Profissionais adotam e atestam resultados
Profissionais adotam e atestam resultados
Texto: Sabrina Magalhães
Universidade de São Carlos criou um Núcleo de pesquisa sobre Self-healing quando uma professora apresentou melhora de 90% em sua distrofia muscular
A Universidade Federal de São Carlos (UFScar) criou, em 1991, o Núcleo de Pesquisa e Assistência em Self-healing
(Napes), onde alunos e professores aplicam técnicas de auto-cura em pacientes inscritos. Segundo os professores, os resultados são indiscutíveis.
"Nós conhecemos o método através de uma professora nossa que é portadora de distrofia muscular progressiva. Ela trabalhava conosco quando sua doença começou a evoluir drasticamente e ela decidiu ir em busca de tratamentos alternativos. Foi quando ela conheceu o Self-healing. Ela passou um ano dos Estados Unidos se tratando e fazendo o curso de formação no método. Quando voltou, apresentava uma melhora de 90% em seu quadro. Uma melhora dão drástica que a gente resolveu iniciar um trabalho aqui", contou a professora Jussara Pinto.
Segundo ela, os resultados são visíveis e aparecem em pacientes que têm doenças degenerativas às quais a Medicina convencional não tem ainda solução.
Questionada a respeito da contestação dos médicos, apesar do método já existir há quase 30 anos, com milhares de casos relatados, a professora explicou que o objetivo do trabalho no Napes é exatamente comprovar os resultados através de mecanismos aceitos pela classe médica.
"Agora, em qualquer profissão há competição pelo mercado de trabalho. Vários médicos, até bem pouco tempo, contestavam veementemente a Acupuntura, que está no Brasil desde o começo do século. Agora, que os benefícios da Acupuntura já estão devidamente comprovados, eles dizem que é privilégio deles, que só um médico formado é que está autorizado para colocar agulhas em alguém. Deixou de ser uma coisa que não funciona para ser um procedimento exclusivamente médico. É a concorrência."
Relatos profissionais
José Otávio Pompeu e Silva formou-se terapeuta ocupacional pela UFScar. Durante seu período de estágio, desenvolveu diversos trabalhos, vários deles desenvolvidos nos departamentos da própria Universidade, como junto aos alunos da Computação.
"Nós percebemos muita gente com dor de cabeça, dores nos ombros, pescoço. E são coisas simples de sanar, por exemplo, você nunca deve ficar mais do que dois ou três minutos olhando para o monitor. Para sanar isso, colocamos calendários e gravuras em diferentes pontos da sala. A cada dois ou três minutos, o pessoal tinha que desviar os olhos para uma daquelas gravuras, cada vez a uma distância diferente. Bastavam alguns segundos."
Ele explicou que o ideal seria ter uma janela que permitisse ver o horizonte distante. Ele alega que o aparelho visual foi criado para ser usado em ambientes amplos. O ser humano é que restringe seu campo de visão cada vez mais, fechando o foco. "Então, de tempos em tempos você levanta, mexe o corpo um pouco, olha ao longe e retorna ao trabalho. E nunca deve ficar mais do que 40 minutos direto diante de um computador."

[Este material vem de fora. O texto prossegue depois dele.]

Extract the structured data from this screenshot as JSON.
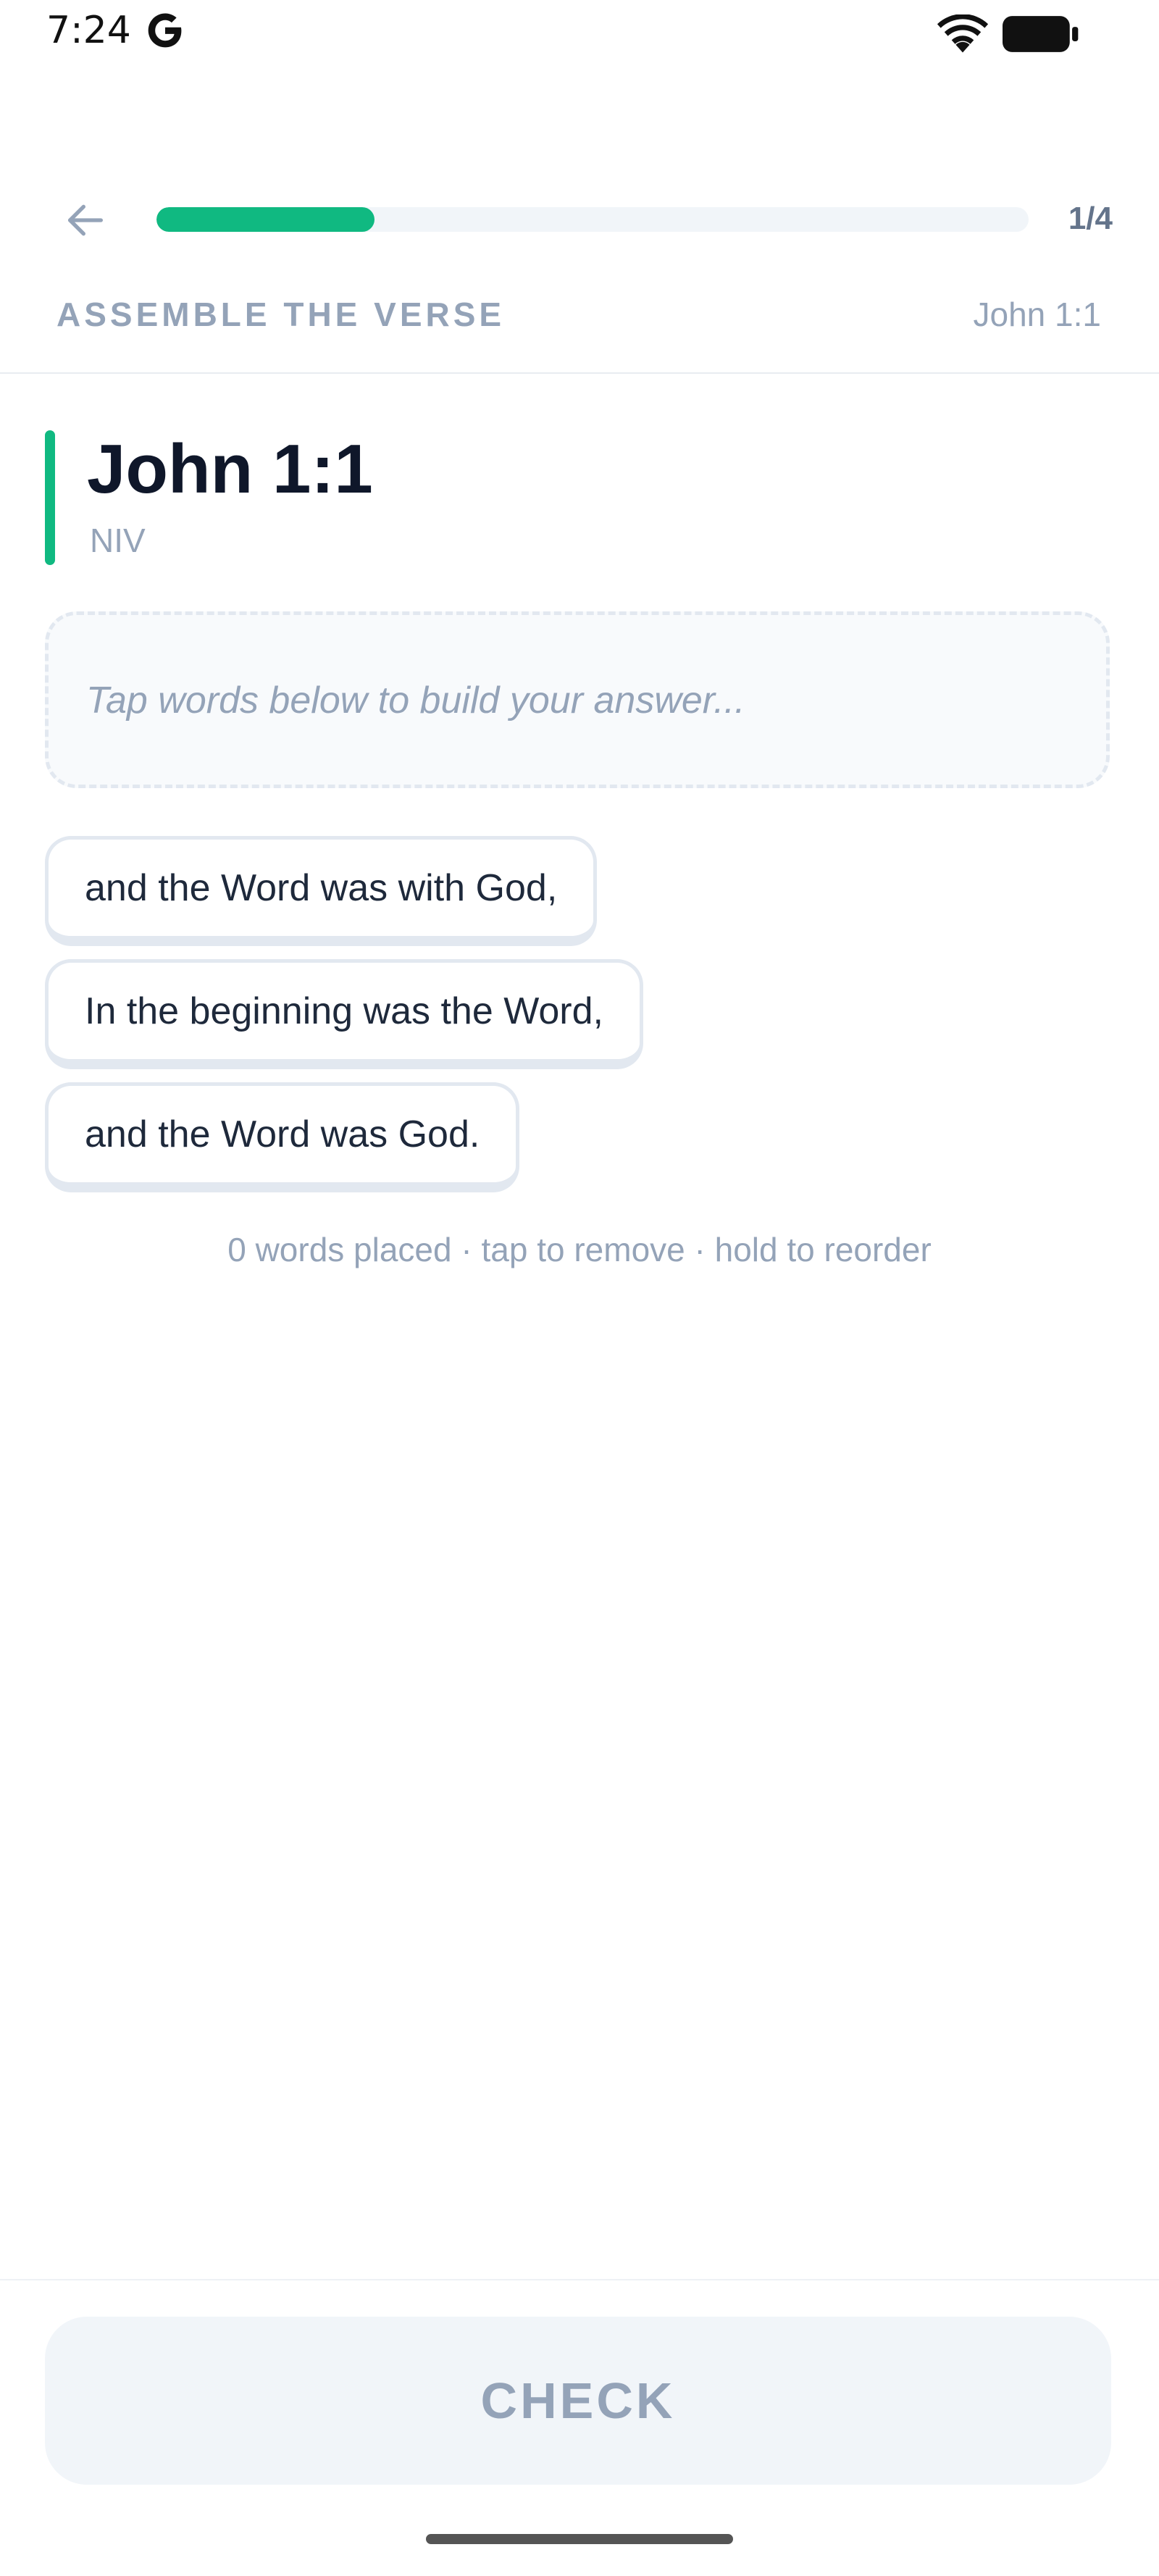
{
  "status_bar": {
    "time": "7:24",
    "icons": [
      "google-g-icon",
      "wifi-icon",
      "battery-icon"
    ]
  },
  "header": {
    "progress_label": "1/4",
    "progress_fraction": 0.25,
    "exercise_label": "ASSEMBLE THE VERSE",
    "reference": "John 1:1"
  },
  "verse": {
    "title": "John 1:1",
    "translation": "NIV"
  },
  "answer": {
    "placeholder": "Tap words below to build your answer..."
  },
  "word_bank": [
    "and the Word was with God,",
    "In the beginning was the Word,",
    "and the Word was God."
  ],
  "hint": "0 words placed · tap to remove · hold to reorder",
  "footer": {
    "check_label": "CHECK"
  },
  "colors": {
    "accent": "#10b981",
    "muted": "#94a3b8",
    "text": "#0f172a",
    "chip_border": "#e2e8f0"
  }
}
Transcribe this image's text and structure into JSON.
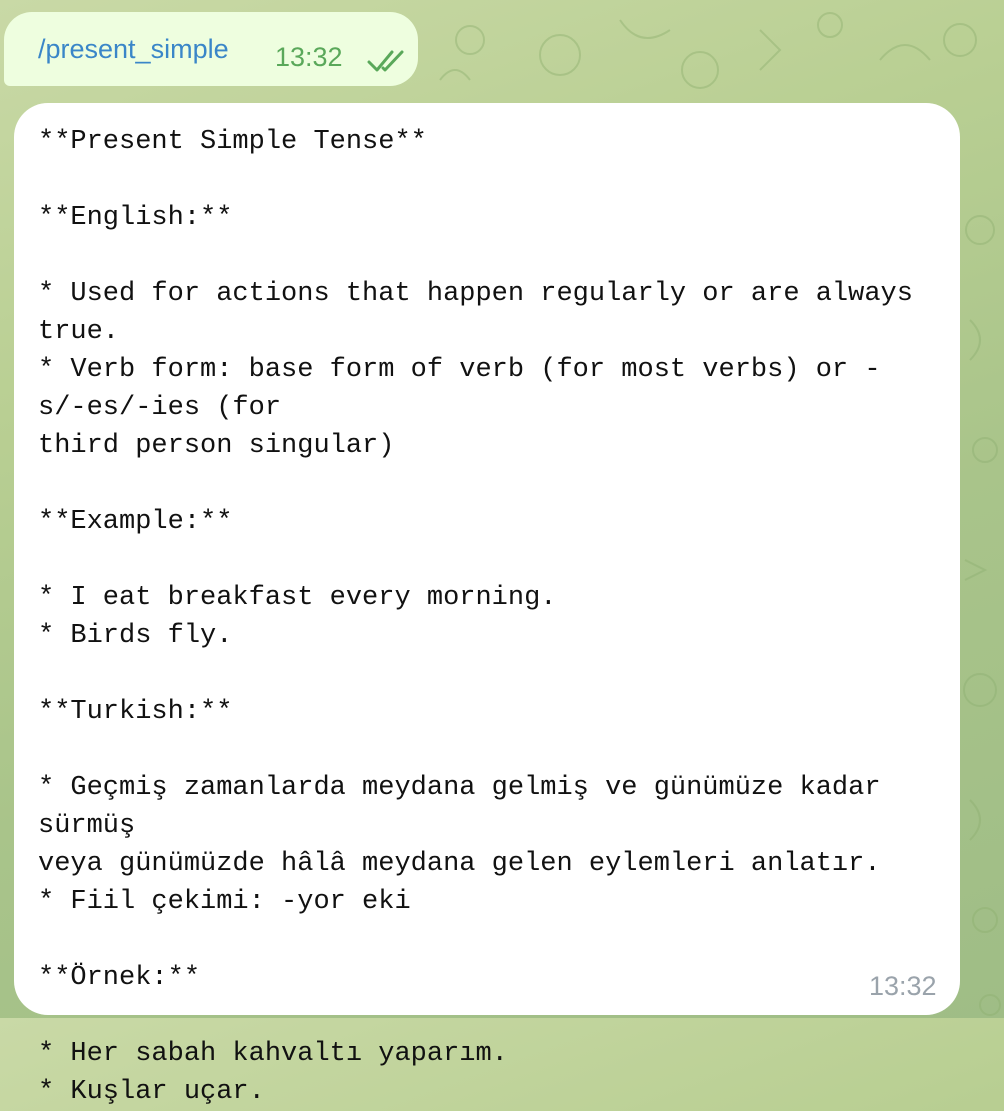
{
  "chat": {
    "outgoing": {
      "command": "/present_simple",
      "time": "13:32",
      "status_icon": "double-check-icon",
      "status_color": "#5aa85a"
    },
    "incoming": {
      "lines": [
        "**Present Simple Tense**",
        "",
        "**English:**",
        "",
        "* Used for actions that happen regularly or are always true.",
        "* Verb form: base form of verb (for most verbs) or -s/-es/-ies (for",
        "third person singular)",
        "",
        "**Example:**",
        "",
        "* I eat breakfast every morning.",
        "* Birds fly.",
        "",
        "**Turkish:**",
        "",
        "* Geçmiş zamanlarda meydana gelmiş ve günümüze kadar sürmüş",
        "veya günümüzde hâlâ meydana gelen eylemleri anlatır.",
        "* Fiil çekimi: -yor eki",
        "",
        "**Örnek:**",
        "",
        "* Her sabah kahvaltı yaparım.",
        "* Kuşlar uçar."
      ],
      "time": "13:32"
    }
  },
  "colors": {
    "background": "#b9cf93",
    "outgoing_bubble": "#eefedf",
    "incoming_bubble": "#ffffff",
    "command_link": "#3a86c8"
  }
}
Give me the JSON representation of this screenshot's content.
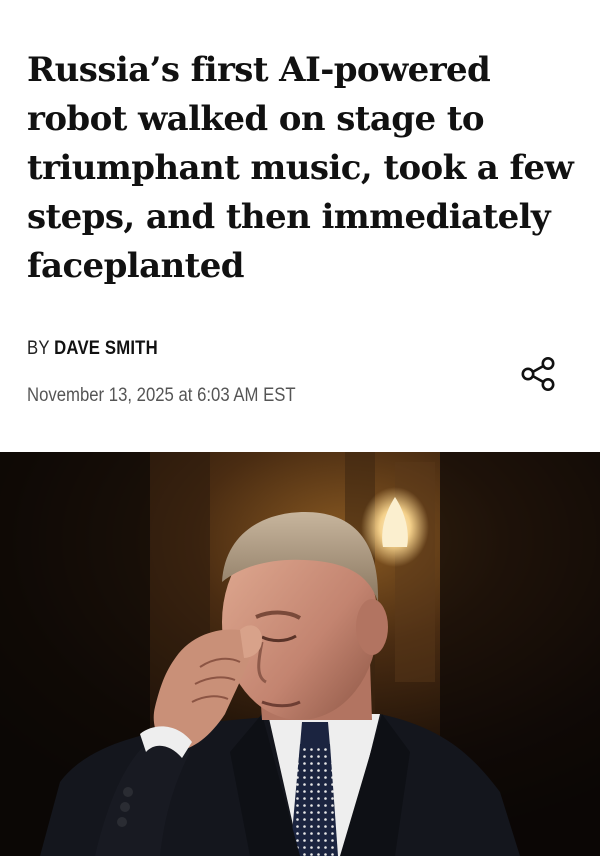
{
  "article": {
    "headline": "Russia’s first AI-powered robot walked on stage to triumphant music, took a few steps, and then immediately faceplanted",
    "byline_prefix": "BY",
    "author": "DAVE SMITH",
    "dateline": "November 13, 2025 at 6:03 AM EST"
  },
  "icons": {
    "share": "share-icon"
  },
  "hero_image": {
    "subject": "man-in-dark-suit-touching-forehead",
    "colors": {
      "background": "#120c07",
      "warm_light": "#8a5a22",
      "suit": "#14161d",
      "shirt": "#eeeeee",
      "tie": "#1b2440",
      "skin": "#c99078"
    }
  }
}
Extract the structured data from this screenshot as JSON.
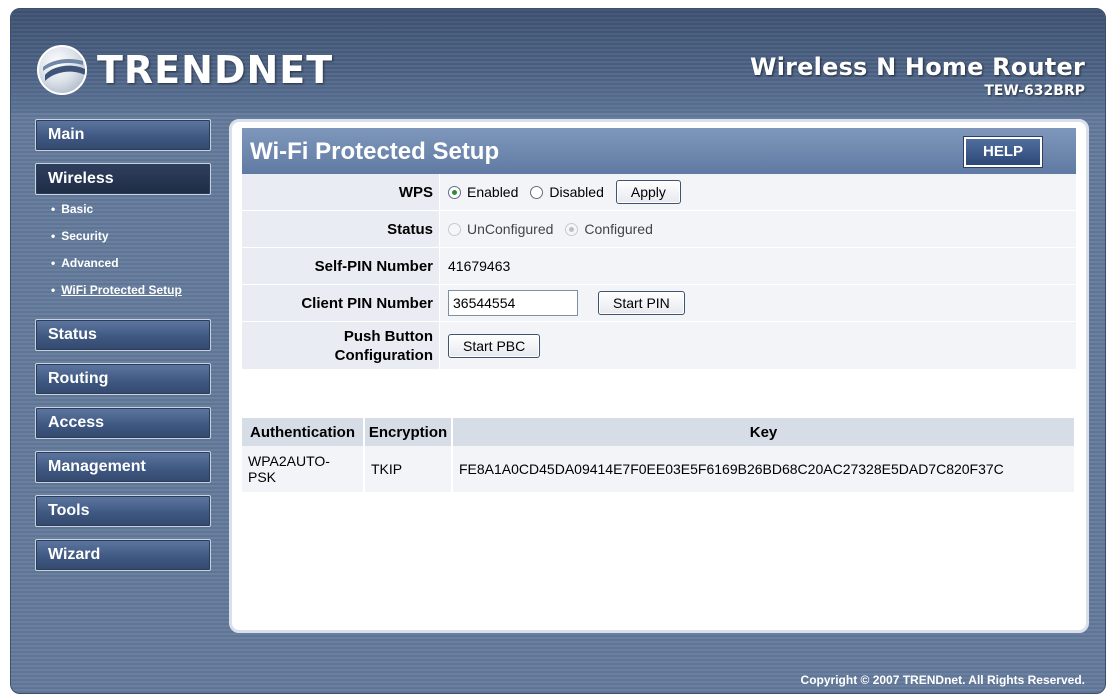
{
  "header": {
    "logo_text": "TRENDNET",
    "product_title": "Wireless N Home Router",
    "product_model": "TEW-632BRP"
  },
  "sidebar": {
    "items": [
      {
        "label": "Main"
      },
      {
        "label": "Wireless"
      },
      {
        "label": "Status"
      },
      {
        "label": "Routing"
      },
      {
        "label": "Access"
      },
      {
        "label": "Management"
      },
      {
        "label": "Tools"
      },
      {
        "label": "Wizard"
      }
    ],
    "wireless_sub": [
      {
        "label": "Basic"
      },
      {
        "label": "Security"
      },
      {
        "label": "Advanced"
      },
      {
        "label": "WiFi Protected Setup"
      }
    ],
    "bullet": "•"
  },
  "panel": {
    "title": "Wi-Fi Protected Setup",
    "help_label": "HELP"
  },
  "form": {
    "wps": {
      "label": "WPS",
      "enabled_label": "Enabled",
      "disabled_label": "Disabled",
      "selected": "Enabled",
      "apply_label": "Apply"
    },
    "status": {
      "label": "Status",
      "unconfigured_label": "UnConfigured",
      "configured_label": "Configured",
      "selected": "Configured"
    },
    "self_pin": {
      "label": "Self-PIN Number",
      "value": "41679463"
    },
    "client_pin": {
      "label": "Client PIN Number",
      "value": "36544554",
      "button_label": "Start PIN"
    },
    "pbc": {
      "label_line1": "Push Button",
      "label_line2": "Configuration",
      "button_label": "Start PBC"
    }
  },
  "security_table": {
    "headers": [
      "Authentication",
      "Encryption",
      "Key"
    ],
    "rows": [
      {
        "authentication": "WPA2AUTO-PSK",
        "encryption": "TKIP",
        "key": "FE8A1A0CD45DA09414E7F0EE03E5F6169B26BD68C20AC27328E5DAD7C820F37C"
      }
    ]
  },
  "footer": {
    "copyright": "Copyright © 2007 TRENDnet. All Rights Reserved."
  }
}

Outra dica do terapeuta é piscar. Segundo ele, a região dos olhos é formada por inúmeros músculos pequenos. Permanecendo com os olhos abertos por muito tempo, esses músculos ficam tensos. Piscando, eles relaxam. "Certa vez, atendi a um paciente que tinha perdido uma visão e estava com uma doença degenerativa no outro olho. Depois de seis meses aplicado o Self-healing, até o médico dele assustou. O paciente que tinha antes menos que 20% de visão, chegou a 100% da visão normal."
Prevenção
Os profissionais que adotaram o Self-healing, além de apresentar inúmeros casos de melhoras expressivas, são unânimes em afirmar que o método é capaz de prevenir diversas doenças, principalmente as da senilidade. Eles alegam que o mundo moderno tende a obrigar o indivíduo a usar determinadas funções do corpo no limite, menosprezando outras. Com isso, aquilo que sempre foi bem "desenvolvido" acaba sendo sacrificado, refletindo seus cansaço em uma doença.
"Por exemplo, pacientes de pólio. Eles aprendem a aproveitar o que eles têm de mais forte no corpo. No começo isso funciona como milagre, as pessoas com paralisia podiam funcionar quase normalmente. Só que 20 ou 30 anos mais tarde, o desequilíbrio causa dores nas articulações, problemas de respiração, recorrência dos sintomas da pólio. Na verdade, podemos usar o que há de forte, mas potencializando também o que está fraco, mesmo que com movimentos quase insignificantes. Isso distensiona as partes fortes e melhora o funcionamento do todo", destacou Schneider.